A new wave of digital humanities (DH) work in India is shifting the focus away from university classrooms and English-language scholarship, instead prioritizing multilingual, community-driven archives that amplify subaltern voices. According to a review published in the Journal of Asian Studies, projects such as the People’s Archive of Rural India (PARI), the Oral History Narmada archive, and the Bhasha Research and Publication Centre are redefining how the country remembers its past — often without government funding or institutional support.
Unlike DH in North America, which is largely university-based, India’s digital public history has emerged from public need, not academic grants. The review’s author, Maya Dodd, notes that structural exclusion — particularly the dominance of English in higher education — has long limited which narratives enter the historical record. In response, voluntary efforts like Project Madurai (1998) and the Panjab Digital Library (2003) pioneered digital preservation in regional languages, long before the National Education Policy 2020 allowed instruction in Indian languages beyond English.
Three projects stand out for their principled use of digital tools to document dispossession and cultural loss:
- Bhasha Research and Publication Centre, founded by G. N. Devy, has given scripts to previously oral Adivasi languages, publishing magazines like Dhol and building a digital archive of over 120 free books, sound files, and images.

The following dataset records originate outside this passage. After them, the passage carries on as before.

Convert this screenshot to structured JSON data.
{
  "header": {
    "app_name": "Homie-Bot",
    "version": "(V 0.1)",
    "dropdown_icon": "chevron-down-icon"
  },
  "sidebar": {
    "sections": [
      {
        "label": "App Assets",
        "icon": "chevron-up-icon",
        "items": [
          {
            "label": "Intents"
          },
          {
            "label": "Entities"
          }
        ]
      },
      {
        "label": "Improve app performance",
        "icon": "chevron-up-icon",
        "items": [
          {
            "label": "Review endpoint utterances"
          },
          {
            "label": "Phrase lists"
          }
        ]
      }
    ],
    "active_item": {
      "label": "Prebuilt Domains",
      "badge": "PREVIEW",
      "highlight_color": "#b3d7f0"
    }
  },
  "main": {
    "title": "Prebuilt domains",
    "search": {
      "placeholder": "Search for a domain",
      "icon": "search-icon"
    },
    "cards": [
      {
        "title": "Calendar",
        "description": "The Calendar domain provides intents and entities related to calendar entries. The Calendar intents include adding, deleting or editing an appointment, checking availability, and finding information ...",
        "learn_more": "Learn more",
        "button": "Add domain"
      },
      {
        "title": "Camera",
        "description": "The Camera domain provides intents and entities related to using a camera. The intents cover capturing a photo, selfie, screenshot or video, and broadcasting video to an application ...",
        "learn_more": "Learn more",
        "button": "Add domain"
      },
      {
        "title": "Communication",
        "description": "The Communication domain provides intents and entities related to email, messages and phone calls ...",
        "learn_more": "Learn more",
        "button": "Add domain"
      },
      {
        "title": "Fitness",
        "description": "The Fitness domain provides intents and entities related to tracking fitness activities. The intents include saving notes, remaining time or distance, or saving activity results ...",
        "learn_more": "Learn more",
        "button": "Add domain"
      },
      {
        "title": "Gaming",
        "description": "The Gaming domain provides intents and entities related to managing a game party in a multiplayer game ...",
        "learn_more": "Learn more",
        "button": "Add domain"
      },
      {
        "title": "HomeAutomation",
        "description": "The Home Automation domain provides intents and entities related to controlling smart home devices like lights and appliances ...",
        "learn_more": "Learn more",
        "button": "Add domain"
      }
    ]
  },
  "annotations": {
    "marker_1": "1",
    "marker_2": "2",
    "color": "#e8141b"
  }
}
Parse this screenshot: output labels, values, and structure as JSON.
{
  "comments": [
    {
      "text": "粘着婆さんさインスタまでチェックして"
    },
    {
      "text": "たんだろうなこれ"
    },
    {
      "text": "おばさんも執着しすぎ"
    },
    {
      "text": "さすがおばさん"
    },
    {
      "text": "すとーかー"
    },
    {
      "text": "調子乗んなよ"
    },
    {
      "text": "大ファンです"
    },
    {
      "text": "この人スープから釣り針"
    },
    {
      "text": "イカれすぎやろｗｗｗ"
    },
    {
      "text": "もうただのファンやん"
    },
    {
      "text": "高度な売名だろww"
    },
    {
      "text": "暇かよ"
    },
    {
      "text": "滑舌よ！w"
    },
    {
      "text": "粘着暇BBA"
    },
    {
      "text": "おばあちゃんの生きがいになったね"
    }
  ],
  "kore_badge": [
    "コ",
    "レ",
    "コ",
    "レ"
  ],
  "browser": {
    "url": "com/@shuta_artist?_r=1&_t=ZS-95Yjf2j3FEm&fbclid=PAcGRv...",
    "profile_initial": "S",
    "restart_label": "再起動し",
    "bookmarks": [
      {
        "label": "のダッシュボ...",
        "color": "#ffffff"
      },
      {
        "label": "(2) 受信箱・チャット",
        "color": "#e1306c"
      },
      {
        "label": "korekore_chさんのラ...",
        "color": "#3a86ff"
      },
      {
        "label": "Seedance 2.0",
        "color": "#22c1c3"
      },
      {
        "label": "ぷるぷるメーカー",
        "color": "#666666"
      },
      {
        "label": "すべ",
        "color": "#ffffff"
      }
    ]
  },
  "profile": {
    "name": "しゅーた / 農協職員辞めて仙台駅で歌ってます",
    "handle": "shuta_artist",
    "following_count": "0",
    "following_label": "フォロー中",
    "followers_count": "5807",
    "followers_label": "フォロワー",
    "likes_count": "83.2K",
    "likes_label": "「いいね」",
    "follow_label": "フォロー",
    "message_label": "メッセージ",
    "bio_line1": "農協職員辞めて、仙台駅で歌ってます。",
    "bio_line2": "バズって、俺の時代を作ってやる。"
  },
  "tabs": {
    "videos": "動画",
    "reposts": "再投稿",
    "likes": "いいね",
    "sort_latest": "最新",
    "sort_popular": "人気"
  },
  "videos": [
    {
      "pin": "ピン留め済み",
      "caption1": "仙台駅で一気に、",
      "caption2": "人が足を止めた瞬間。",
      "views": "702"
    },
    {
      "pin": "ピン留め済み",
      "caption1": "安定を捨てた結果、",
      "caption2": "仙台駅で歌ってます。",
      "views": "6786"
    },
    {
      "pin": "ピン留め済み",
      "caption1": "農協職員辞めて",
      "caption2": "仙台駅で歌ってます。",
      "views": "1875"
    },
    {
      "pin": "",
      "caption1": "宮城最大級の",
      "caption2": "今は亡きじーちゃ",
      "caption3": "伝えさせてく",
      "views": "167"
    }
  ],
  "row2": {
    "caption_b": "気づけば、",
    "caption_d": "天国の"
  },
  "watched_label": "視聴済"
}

- Oral History Narmada, started by activist Nandini Oza, preserves 400+ hours of interviews with activists and villagers from the Narmada Bachao Andolan, a struggle largely absent from mainstream historical accounts.
- PARI, launched by journalist P. Sainath in 2015, crowdsources rural Indians’ own stories — in photographs, video, and text — bypassing media stereotypes and creating open educational resources.
These archives, Dodd argues, represent an epistemological shift: they challenge colonial archival legacies and enable public co-authorship of history. Despite a persistent digital divide — half of India’s population remains offline — the country now has the world’s cheapest data rates and the second-largest online population, making new forms of witnessing possible.
“Newer representations of what was excluded challenge known sites of knowledge making and historical memory,” Dodd writes. “That is the promise of efforts big and small to build an inclusive future for DH in India.”